Penthouse milik Serra hari itu lebih hening dari biasanya. Chandelier Baccarat tetap menyala seperti kristal yang enggan redup, tapi tak ada musik chamber dari speaker tersembunyi seperti biasa. Tak ada nyanyian instrumental Bach atau Mozart. Hanya suara sendok teh menabrak piring kecil dengan dentingan yang terlalu jelas.
Lidya duduk di kursinya, mengenakan setelan silk dusty pink dengan bros Chanel berbentuk singa di dada—mungkin untuk menegaskan bahwa ia masih bertaring. Ratna, berbalut atasan linen abu-abu lembut, lebih banyak diam. Blazernya hari itu bukan putih, melainkan hitam tipis, seperti semacam penanda kabut batin.
Dan kursi Maria… kosong.
Di atas taplak bordir, cangkir Limoges milik Maria tetap disiapkan. Tehnya mengepul pelan, lalu mendingin seiring waktu yang diam dan penuh tanya.

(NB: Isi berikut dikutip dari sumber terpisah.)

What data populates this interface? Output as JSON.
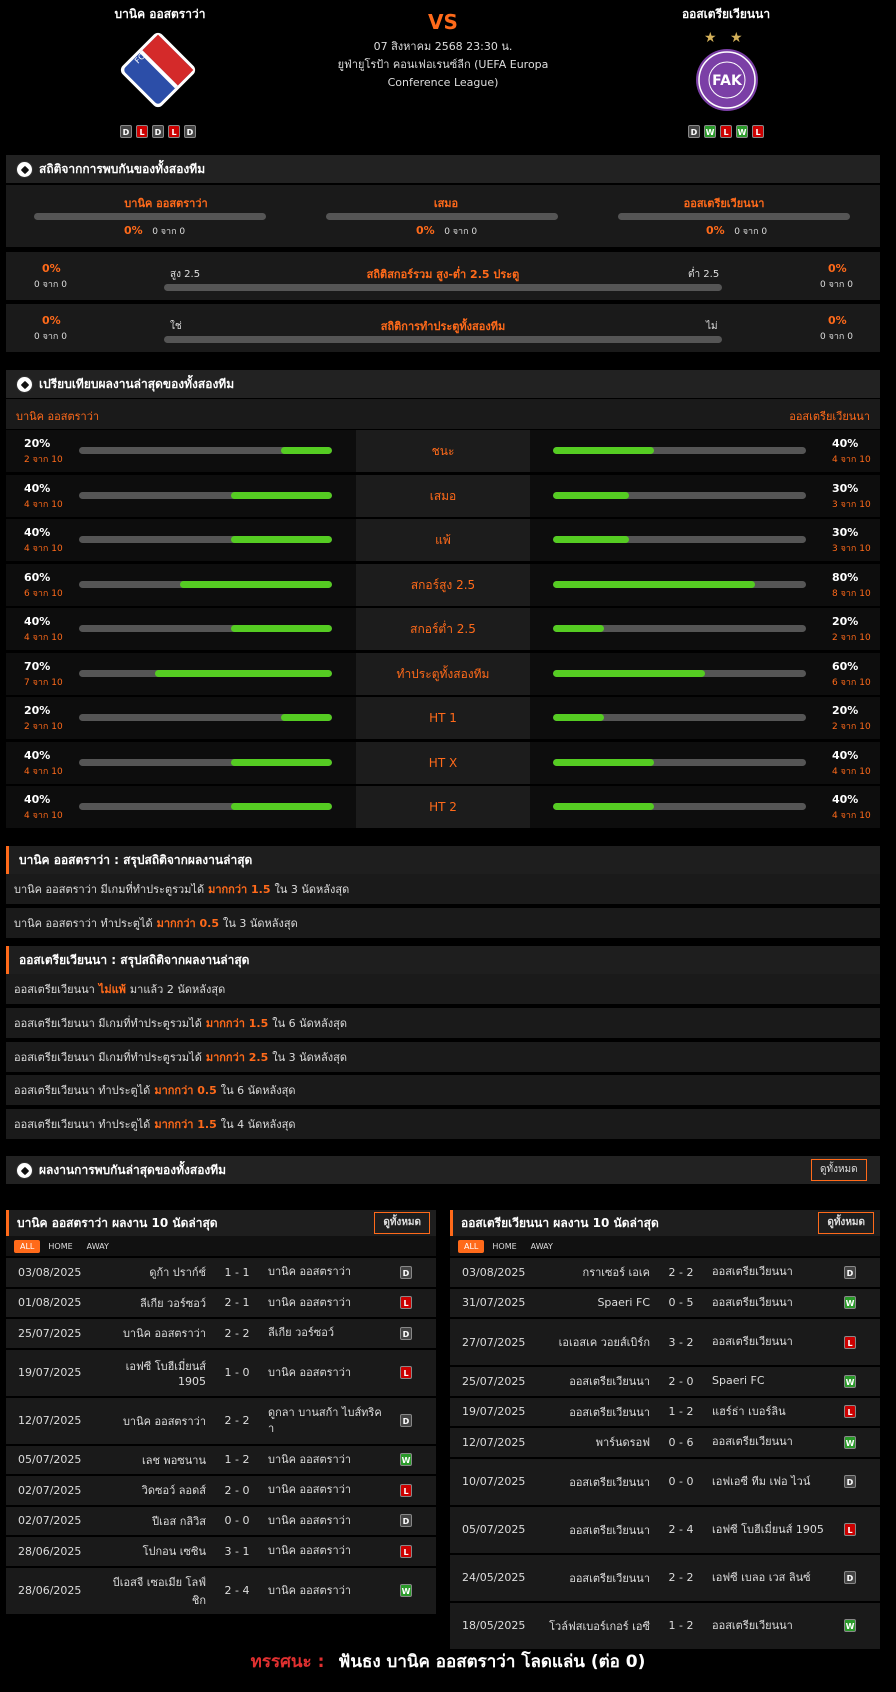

"Dia enggak jawab chat, enggak angkat telpon," ucap Serra akhirnya. Suaranya datar. Bibirnya merah marun sempurna. Tapi matanya menyimpan tekanan.
"Maybe she just needs space," ujar Lidya. “Atau… dia sedang lari dari sesuatu yang lebih sulit dari kita bayangkan.”
Ratna menatap dua rekannya. “Atau dia sudah tahu siapa yang kirim surat itu, dan memutuskan tidak perlu datang ke meja ini lagi.”
Sunyi.
Dan di tengah sunyi itu, Serra mengetukkan kuku ke kotak arisan hari itu. Ukirannya masih cantik. Tapi saat dibuka, tidak ada amplop uang seperti biasa.
Hanya satu lembar kartu putih.
Dan tulisan baru.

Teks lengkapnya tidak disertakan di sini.